Despite what I said in the beginning about beauty, virtually all prisons emphasize the spiritual evolution of those they house. Sometimes, that overriding emphasis results in some strikingly beautiful permanent works of art. Folsom State Prison in California has one such example, a mural painted almost eighty years ago depicting Leonardo's version of The Last Supper (below). Time has not been kind to the work. Paint is pealing, there is some water damage, and colors have faded appreciably, but its beauty continues to comfort and inspire those looking up at it from below. Despite its deterioration, the mural is in far better shape than Leonardo's original experimental effort.

The artists are anonymous, but the figures in the painting are not. The monochromatic inset at lower right (also from Folsom) provides further insight into the impact religion has upon prison art.

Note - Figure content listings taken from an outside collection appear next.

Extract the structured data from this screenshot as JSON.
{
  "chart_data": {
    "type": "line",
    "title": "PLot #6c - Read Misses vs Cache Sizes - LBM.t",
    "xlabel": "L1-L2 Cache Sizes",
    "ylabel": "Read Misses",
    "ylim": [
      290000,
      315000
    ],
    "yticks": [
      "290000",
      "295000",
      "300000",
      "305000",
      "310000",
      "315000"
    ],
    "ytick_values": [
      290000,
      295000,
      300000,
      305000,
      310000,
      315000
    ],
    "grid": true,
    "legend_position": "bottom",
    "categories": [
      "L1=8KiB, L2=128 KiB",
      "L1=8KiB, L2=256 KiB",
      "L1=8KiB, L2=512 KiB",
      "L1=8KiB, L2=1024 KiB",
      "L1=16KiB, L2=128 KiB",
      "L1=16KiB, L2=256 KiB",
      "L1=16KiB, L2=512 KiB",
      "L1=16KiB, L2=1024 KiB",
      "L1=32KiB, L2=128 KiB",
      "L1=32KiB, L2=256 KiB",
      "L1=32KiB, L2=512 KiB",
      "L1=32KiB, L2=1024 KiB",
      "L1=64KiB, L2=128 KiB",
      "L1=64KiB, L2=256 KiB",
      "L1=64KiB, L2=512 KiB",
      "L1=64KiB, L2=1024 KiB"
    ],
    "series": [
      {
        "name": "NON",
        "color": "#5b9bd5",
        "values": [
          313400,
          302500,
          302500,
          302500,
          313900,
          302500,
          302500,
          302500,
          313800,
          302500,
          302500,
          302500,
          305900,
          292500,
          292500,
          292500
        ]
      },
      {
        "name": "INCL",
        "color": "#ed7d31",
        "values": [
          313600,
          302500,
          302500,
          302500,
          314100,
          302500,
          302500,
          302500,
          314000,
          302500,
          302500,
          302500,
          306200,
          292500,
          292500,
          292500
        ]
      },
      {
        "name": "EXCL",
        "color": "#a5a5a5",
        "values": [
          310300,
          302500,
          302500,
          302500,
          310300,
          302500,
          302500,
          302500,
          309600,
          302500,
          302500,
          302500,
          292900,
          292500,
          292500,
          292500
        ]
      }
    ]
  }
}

Perhaps the most surprising (and best) prison artists are those with little to gain from there art. Thomas Silverstein, whose work appears below, is one such artist. Thomas is unique. The United States holds tens of thousands of people in long-term solitary confinement, but the case of Tommy Silverstein is perhaps the most extreme. He has been kept in isolation for the last 27 years, more than anyone else in the federal prison system. The intricate details of his case run deep into an abyss of psychological and moral debate. But what is most intriguing is Silverstein’s own reflections on the physical and mental effects of his many years in solitary and upon his own development as a self-taught artist and practitioner of yoga and Buddhist meditation. It’s not just the starkness and the raw emotion that his images conjure up, but also the story of Thomas Silverstein himself.

Solitary art.
One might expect death row to be the last place you'd find a working prison artist. That's not the case. In January, 1993, Arnold Prieto and two others were arrested, tried, and convicted for the brutal robbery stabbings of an elderly San Antonio couple and their 90-year-old nanny. The robbery netted $300. Prisons change people. That's ostensibly their most fundamental purpose. Deterring crime, protecting the public, and punishing criminals is (or should be) secondary. As his art (below) suggests, Arnold Prieto changed during his time on death row. His crucifixion and intimate portrait of Christ are typical of nearly all of Prieto's work. Yet some crimes are so heinous that rehabilitation is not a moral option. Arnold Prieto died by lethal injection, January 21, 2015.